Au moment où le robot Perseverance, de la NASA, entame sa recherche de traces de vie à la surface de Mars, une nouvelle étude suggère que le sous-sol martien pourrait être un bon endroit où trouver de la vie extraterrestre sur la planète rouge.
L’étude, publiée dans Astrobiology, s’est intéressée à la composition chimique des météorites martiennes, les roches martiennes qui ont été expulsées de la planète lors d’un impact et qui ont abouti sur Terre. Leur analyse a déterminé que ces roches, si elles étaient en contact constant avec de l’eau, produiraient l’énergie chimique nécessaire pour soutenir des communautés microbiennes à l’image de celles qui survivent dans les profondeurs de notre planète.
Puisque ces météorites pourraient être représentatives de grandes surfaces de la croûte martienne, les chercheurs avancent qu’une bonne partie du sous-sol martien pourrait être habitable.
« L’implication première, ici, pour la science derrière l’exploration de ce sous-sol, est que peu importe où vous trouvez de l’eau sur Mars, il y a une bonne chance qu’il y ait assez d’énergie chimique pour soutenir une vie microbienne sous le sol », affirme Jesse Tarnas, chercheur postdoctoral au Jet Propulsion Laboratory de la NASA, qui a mené l’étude.
« Nous ne savons pas si la vie a débuté sous le sol martien, mais si tel est le cas, nous pensons qu’il y aurait amplement d’énergie pour la soutenir jusqu’à aujourd’hui. »
Au cours des dernières décennies, les scientifiques ont découvert que les profondeurs terrestres abritaient un vaste biome qui existe largement à l’écart du monde à la surface. Sans lumière, ces créatures survivent grâce aux produits dérivés des réactions chimiques découlant du contact entre les roches et l’eau.
Une radioactivité essentielle
L’une de ces réactions est la radiolyse, qui a lieu lorsque des éléments radioactifs contenus dans les rochers réagissent avec l’eau coincée dans des pores rocheux et des espaces fracturés. La réaction brise les molécules d’eau en leurs éléments constitutifs, soit l’hydrogène et l’oxygène. L’hydrogène libéré est dissous dans l’eau présente dans les environs, tandis que des minéraux comme la pyrite absorbent l’oxygène pour former des minerais sulfatés. Les microbes peuvent consommer l’hydrogène dissous comme carburant et utiliser l’oxygène préservé dans les minerais sulfatés pour « brûler » ce carburant.

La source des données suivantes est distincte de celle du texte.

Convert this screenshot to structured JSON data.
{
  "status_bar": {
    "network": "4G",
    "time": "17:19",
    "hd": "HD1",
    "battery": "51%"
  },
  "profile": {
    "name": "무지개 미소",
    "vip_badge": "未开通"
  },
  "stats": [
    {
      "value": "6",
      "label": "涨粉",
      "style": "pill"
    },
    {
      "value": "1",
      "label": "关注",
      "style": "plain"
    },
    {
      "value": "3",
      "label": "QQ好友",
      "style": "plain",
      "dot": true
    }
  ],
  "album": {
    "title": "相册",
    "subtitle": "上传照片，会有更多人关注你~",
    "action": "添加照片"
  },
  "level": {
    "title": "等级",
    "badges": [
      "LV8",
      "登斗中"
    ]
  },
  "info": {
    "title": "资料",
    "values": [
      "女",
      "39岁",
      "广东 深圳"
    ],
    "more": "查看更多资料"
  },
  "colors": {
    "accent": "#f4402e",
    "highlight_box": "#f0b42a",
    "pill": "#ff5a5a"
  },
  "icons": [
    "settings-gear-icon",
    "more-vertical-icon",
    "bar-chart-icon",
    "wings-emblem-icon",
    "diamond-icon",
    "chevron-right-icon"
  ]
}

Dans des lieux comme la mine Kidd Creek, au Canada, ces microbes ont été découverts à plus d’un kilomètre sous terre, dans de l’eau qui n’a pas vu la lumière du jour depuis plus d’un milliard d’années. M. Tarnas travaille avec une équipe codirigée par Jack Mustard, professeur à l’Université Brown, et Barbara Sherwood Lollar, professeure à l’Université de Toronto, pour mieux comprendre ces systèmes souterrains, en envisageant de chercher des systèmes similaires sur Mars et ailleurs dans le système solaire.
Pour leurs travaux, les chercheurs voulaient déterminer si les ingrédients favorisant les habitats découlant de la radiolyse pouvaient exister sur Mars.
Ils étaient donc en quête des matériaux nécessaires: des éléments radioactifs comme le thorium, l’uranium le potassium; des minerais contenant du souffre qui pourraient être convertis en sulfates; et des roches avec suffisamment d’espaces poreux pour emmagasiner de l’eau. Les scientifiques ont constaté que dans plusieurs types de météorites martiennes, tous les ingrédients étaient présents en abondance pour soutenir des habitats de type terrestre.
Toujours au dire des chercheurs, leurs découvertes viennent renforcer l’argumentaire pour un programme d’exploration articulé autour de la recherche de traces de vie actuelles dans le sous-sol martien. De précédentes études ont révélé qu’il existait un réseau étendu de ruisseaux et rivières souterraines sur Mars par le passé, et qu’il n’y a pas de raison de croire que celui-ci a disparu depuis. Selon l’une de ces études, par exemple, on trouverait un vaste lac souterrain sous la couche glaciaire au pôle Sud de la planète. Au dire des nouvelles découvertes, s’il existe de l’eau souterrainne, il y a assez d’énergie pour soutenir la vie.
Au dire de MM. Tarnas et Mustard, s’il existe des défis associés à l’exploration souterraine, ceux-ci ne sont pas insurmontables. Une opération de forage ne nécessiterait pas « une plateforme de la taille du Texas », soutient M. Mustard, et de récentes avancées en matière d’opérations de forage de petite taille pourraient bientôt faire en sorte qu’une mission du genre soit envisageable.